In a news release, Johnson, an attorney, claimed that his legislation would prevent the state from denying or revoking licenses, accreditation or contracts from businesses or people based solely on their views of marriage.
“In other words, state government will never be allowed to bully or coerce people simply because of what they believe about marriage,” he said.
But gay-rights advocates say they worry that the legislation is still intended to foster discrimination in Louisiana.
“It is clear that the ‘Louisiana Marriage and Conscience Act’ aims to allow discrimination against the gay and transgender people in our state. In spite of claims otherwise, there can be no mistake about whom this new bill is targeting,” Equality Louisiana spokesman Micah Caswell said in a statement. “With a decision coming from the Supreme Court that could possibly allow same-sex couples in Louisiana to obtain marriage licenses, Rep. Johnson is trying to pre-emptively give individuals and businesses a way to disregard federal laws and rulings.”
According to Johnson, several legislators have expressed an interest in becoming co-sponsors of his bill.
In an op-ed posted online, Johnson further explained his intentions and responded to the backlash he’s faced since first disclosing plans to push legislation that would specifically protect views on marriage.
“Why is this so urgent?

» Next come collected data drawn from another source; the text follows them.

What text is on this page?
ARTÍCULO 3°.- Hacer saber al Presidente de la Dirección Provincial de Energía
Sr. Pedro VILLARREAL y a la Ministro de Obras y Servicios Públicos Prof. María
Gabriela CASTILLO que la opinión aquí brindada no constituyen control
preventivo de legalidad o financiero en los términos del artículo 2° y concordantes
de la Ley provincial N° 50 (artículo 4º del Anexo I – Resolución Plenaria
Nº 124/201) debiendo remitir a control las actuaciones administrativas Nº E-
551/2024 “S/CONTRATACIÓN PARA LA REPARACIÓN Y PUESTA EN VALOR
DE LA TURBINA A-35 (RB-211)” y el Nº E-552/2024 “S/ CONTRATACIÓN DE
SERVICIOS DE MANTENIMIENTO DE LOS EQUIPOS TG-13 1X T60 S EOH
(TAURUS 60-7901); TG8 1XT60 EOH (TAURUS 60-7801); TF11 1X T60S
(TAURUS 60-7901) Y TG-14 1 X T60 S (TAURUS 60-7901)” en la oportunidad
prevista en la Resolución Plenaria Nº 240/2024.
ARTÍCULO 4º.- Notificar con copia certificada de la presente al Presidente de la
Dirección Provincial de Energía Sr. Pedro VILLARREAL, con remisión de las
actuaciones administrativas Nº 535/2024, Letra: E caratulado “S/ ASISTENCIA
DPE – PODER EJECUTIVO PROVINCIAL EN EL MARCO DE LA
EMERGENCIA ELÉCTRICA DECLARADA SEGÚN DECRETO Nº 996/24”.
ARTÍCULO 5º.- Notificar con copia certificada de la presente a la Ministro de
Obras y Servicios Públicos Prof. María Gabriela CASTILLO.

Because leading legal scholars concur that conflicts between religious liberty and changing ideas about the institution of marriage are very real, rapidly increasing, and should be addressed by legislation,” Johnson wrote. “To maintain that vital commitment, state legislatures need to act now to ensure that the fundamental right of conscience is always protected against government intrusion and coercion.”
In the proposed bill, Johnson has cited “changing ideas about the institution of marriage” and even President Barack Obama’s remarks about the nation’s “wide range of views” on marriage.